The association of rs8050136 with GDM in both primigravida and multigravida groups has been evaluated using all five genetic models, with a family history of diabetes taken into account. In the Primigravida group, all genetic models, except the recessive model demonstrated protection against GDM by lowering the likelihood of developing the disease. Only the over-dominant model (OR = 0.51, 95% CI = 0.28–0.91, P = 0.022) showed a statistically significant reduction both before and after adjustment (S11 Table). In contrast, this variant significantly increased the odds of GDM by 1.6 to 2.4 folds under all tested models, except the recessive model, both before and after adjustment for confounders (S12 Table) in the multigravida group.

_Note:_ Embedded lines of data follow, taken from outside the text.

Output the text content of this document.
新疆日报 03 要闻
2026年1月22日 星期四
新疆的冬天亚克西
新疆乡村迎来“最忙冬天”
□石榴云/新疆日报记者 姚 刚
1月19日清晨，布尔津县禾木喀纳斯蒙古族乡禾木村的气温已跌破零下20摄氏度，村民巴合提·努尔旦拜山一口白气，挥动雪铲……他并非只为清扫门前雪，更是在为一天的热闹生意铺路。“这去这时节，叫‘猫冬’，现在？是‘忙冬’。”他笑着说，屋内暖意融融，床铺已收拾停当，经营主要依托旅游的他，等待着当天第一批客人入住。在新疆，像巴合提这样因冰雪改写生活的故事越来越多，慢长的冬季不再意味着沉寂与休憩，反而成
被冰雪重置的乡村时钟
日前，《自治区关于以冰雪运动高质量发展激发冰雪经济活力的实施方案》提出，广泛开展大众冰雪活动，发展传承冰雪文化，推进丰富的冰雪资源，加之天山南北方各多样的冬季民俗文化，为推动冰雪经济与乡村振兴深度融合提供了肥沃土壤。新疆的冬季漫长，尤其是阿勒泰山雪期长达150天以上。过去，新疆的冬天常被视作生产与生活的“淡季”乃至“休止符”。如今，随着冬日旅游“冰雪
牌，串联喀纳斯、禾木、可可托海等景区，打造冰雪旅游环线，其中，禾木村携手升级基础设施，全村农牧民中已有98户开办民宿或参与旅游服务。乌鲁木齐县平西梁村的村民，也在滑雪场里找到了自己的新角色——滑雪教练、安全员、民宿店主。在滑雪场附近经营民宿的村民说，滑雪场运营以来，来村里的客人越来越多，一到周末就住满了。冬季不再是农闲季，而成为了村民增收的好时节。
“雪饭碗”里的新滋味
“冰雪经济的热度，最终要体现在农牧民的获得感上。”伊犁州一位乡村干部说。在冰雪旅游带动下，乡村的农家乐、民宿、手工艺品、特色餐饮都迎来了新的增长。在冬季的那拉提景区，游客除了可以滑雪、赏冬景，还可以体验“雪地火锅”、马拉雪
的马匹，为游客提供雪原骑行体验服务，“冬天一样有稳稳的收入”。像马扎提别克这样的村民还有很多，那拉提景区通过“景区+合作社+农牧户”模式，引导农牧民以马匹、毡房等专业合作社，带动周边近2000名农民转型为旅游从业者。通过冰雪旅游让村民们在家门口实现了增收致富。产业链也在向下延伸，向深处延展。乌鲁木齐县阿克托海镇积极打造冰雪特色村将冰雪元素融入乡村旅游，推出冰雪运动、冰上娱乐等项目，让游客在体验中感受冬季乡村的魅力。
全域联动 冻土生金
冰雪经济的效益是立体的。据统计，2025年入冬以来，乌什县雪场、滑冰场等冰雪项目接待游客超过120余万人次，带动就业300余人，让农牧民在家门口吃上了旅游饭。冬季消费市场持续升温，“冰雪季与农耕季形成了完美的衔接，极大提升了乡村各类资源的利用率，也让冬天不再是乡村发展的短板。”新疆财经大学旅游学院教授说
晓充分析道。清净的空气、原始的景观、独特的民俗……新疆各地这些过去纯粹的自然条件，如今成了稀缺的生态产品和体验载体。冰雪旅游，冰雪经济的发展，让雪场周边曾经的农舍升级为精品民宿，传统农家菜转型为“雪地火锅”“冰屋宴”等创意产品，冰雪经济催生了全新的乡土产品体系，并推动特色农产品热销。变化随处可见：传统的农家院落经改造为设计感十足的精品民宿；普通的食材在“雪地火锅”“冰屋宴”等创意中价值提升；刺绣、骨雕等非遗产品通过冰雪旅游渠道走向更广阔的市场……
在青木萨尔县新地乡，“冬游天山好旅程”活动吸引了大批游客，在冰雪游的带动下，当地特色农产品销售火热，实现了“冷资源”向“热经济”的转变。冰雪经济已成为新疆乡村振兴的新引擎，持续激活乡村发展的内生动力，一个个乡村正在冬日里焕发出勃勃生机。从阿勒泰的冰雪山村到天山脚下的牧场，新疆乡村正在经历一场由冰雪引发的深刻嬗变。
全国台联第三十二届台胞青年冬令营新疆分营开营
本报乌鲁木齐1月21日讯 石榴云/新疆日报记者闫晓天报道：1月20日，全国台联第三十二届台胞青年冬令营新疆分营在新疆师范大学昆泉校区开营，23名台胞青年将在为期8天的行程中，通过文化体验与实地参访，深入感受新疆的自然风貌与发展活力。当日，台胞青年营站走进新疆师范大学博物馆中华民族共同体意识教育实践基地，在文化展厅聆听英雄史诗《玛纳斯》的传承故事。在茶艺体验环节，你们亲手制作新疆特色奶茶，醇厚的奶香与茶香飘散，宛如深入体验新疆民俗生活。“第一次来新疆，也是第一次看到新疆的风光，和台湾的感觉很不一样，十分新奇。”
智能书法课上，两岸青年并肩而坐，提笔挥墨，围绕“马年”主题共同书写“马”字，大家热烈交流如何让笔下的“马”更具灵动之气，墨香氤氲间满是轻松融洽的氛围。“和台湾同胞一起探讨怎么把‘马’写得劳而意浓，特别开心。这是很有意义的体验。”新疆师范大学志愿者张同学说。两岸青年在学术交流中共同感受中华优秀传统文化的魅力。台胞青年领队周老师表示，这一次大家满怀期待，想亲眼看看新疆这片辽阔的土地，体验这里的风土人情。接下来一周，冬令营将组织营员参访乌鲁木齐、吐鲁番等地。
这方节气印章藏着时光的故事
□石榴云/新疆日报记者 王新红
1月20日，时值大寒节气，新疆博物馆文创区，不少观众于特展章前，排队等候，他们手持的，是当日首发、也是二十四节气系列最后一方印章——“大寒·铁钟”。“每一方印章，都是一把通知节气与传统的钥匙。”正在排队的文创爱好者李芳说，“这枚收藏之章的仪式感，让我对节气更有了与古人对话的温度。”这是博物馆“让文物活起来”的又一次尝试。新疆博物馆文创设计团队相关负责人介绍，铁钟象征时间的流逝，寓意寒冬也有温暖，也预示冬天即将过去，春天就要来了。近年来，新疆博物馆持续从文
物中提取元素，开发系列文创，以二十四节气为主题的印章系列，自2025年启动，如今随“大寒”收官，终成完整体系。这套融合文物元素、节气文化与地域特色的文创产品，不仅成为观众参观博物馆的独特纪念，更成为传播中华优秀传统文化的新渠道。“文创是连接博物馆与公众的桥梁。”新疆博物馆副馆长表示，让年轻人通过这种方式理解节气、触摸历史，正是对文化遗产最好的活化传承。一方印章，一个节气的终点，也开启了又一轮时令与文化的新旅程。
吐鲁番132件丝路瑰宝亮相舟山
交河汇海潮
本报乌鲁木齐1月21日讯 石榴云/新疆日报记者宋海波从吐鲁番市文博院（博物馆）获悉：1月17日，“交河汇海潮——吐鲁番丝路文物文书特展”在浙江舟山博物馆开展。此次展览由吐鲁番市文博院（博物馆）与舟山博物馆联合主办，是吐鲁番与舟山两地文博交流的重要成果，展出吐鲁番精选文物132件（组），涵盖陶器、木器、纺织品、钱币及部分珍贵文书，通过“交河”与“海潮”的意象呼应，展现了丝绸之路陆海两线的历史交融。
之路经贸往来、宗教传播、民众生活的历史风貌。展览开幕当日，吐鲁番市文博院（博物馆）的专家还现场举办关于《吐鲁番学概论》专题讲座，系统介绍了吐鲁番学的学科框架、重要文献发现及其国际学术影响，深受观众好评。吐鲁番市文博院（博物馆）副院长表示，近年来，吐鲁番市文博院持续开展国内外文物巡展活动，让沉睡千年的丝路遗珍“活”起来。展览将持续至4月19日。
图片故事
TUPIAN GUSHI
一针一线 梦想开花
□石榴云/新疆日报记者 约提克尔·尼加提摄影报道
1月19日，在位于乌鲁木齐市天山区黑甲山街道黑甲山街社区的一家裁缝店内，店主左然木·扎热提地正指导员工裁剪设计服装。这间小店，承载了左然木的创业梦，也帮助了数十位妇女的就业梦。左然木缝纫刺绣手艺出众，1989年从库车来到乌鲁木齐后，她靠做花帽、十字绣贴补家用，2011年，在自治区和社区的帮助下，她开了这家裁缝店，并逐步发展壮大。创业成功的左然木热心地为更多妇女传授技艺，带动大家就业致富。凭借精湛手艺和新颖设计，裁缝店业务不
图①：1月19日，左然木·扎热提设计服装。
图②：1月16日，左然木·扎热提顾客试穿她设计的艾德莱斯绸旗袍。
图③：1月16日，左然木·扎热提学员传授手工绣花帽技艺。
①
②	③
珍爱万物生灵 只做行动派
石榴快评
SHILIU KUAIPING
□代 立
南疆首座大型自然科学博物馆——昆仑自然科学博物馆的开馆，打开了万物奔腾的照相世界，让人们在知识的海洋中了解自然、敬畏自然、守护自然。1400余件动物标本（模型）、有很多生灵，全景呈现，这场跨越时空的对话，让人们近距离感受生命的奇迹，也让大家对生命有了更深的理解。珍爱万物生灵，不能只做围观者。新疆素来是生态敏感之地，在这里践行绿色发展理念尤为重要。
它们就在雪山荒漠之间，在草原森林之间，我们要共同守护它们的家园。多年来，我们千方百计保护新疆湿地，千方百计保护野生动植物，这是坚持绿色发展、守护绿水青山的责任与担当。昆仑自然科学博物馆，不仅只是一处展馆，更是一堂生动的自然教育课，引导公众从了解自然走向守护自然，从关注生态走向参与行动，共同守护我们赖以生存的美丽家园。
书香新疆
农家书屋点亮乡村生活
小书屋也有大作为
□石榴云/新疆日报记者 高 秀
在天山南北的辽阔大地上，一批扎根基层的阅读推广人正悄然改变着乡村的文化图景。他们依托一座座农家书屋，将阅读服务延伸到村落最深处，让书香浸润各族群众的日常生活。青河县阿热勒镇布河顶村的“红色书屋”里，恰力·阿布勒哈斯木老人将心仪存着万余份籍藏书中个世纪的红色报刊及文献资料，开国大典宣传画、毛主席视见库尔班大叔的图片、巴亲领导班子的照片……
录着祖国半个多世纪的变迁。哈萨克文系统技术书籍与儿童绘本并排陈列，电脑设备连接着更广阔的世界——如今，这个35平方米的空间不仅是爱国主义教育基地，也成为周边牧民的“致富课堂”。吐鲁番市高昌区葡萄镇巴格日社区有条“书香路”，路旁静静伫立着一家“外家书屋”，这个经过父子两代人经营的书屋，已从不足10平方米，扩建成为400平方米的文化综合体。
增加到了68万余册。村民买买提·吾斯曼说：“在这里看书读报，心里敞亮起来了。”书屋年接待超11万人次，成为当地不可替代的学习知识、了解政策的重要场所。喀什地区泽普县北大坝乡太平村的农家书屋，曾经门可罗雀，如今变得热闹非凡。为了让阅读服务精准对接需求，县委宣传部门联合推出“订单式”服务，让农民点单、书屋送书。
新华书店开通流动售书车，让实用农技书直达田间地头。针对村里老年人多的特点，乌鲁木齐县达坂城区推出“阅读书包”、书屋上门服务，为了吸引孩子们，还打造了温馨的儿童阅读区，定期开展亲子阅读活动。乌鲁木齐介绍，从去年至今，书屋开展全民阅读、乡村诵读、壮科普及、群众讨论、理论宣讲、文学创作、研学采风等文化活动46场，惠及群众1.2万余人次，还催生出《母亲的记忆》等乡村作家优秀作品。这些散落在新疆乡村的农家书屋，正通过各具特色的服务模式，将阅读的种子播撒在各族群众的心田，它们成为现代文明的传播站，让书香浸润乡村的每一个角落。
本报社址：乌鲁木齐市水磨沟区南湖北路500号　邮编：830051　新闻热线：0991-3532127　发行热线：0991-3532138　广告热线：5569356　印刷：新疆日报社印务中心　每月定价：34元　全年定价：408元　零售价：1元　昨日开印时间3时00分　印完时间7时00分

To detect the cumulative effect of FTO gene variant rs8050136 and family history of T2DM on GDM in primigravida and multigravida women of this study a cross-classification interaction has been carried out under codominant, dominant, recessive, and over-dominant models. Our results revealed in primigravida women with positive family history of diabetes, the reference allele of this variant increased the odds of developing GDM by 2.3 to 2.5 times under dominant (OR = 2.50, 95% CI = 1.09–5.72), recessive (OR = 2.26, 95% CI = 1.24–4.12) and over dominant (OR = 2.28, 95% CI = 1.06–4.91) models (S13 Table). Conversely, in multigravida women with a positive family history of diabetes, both the reference and risk alleles increased the odds of developing GDM by 1.7 to 3.4 times under all tested models (S14 Table). None of these changes in odds were statistically significant.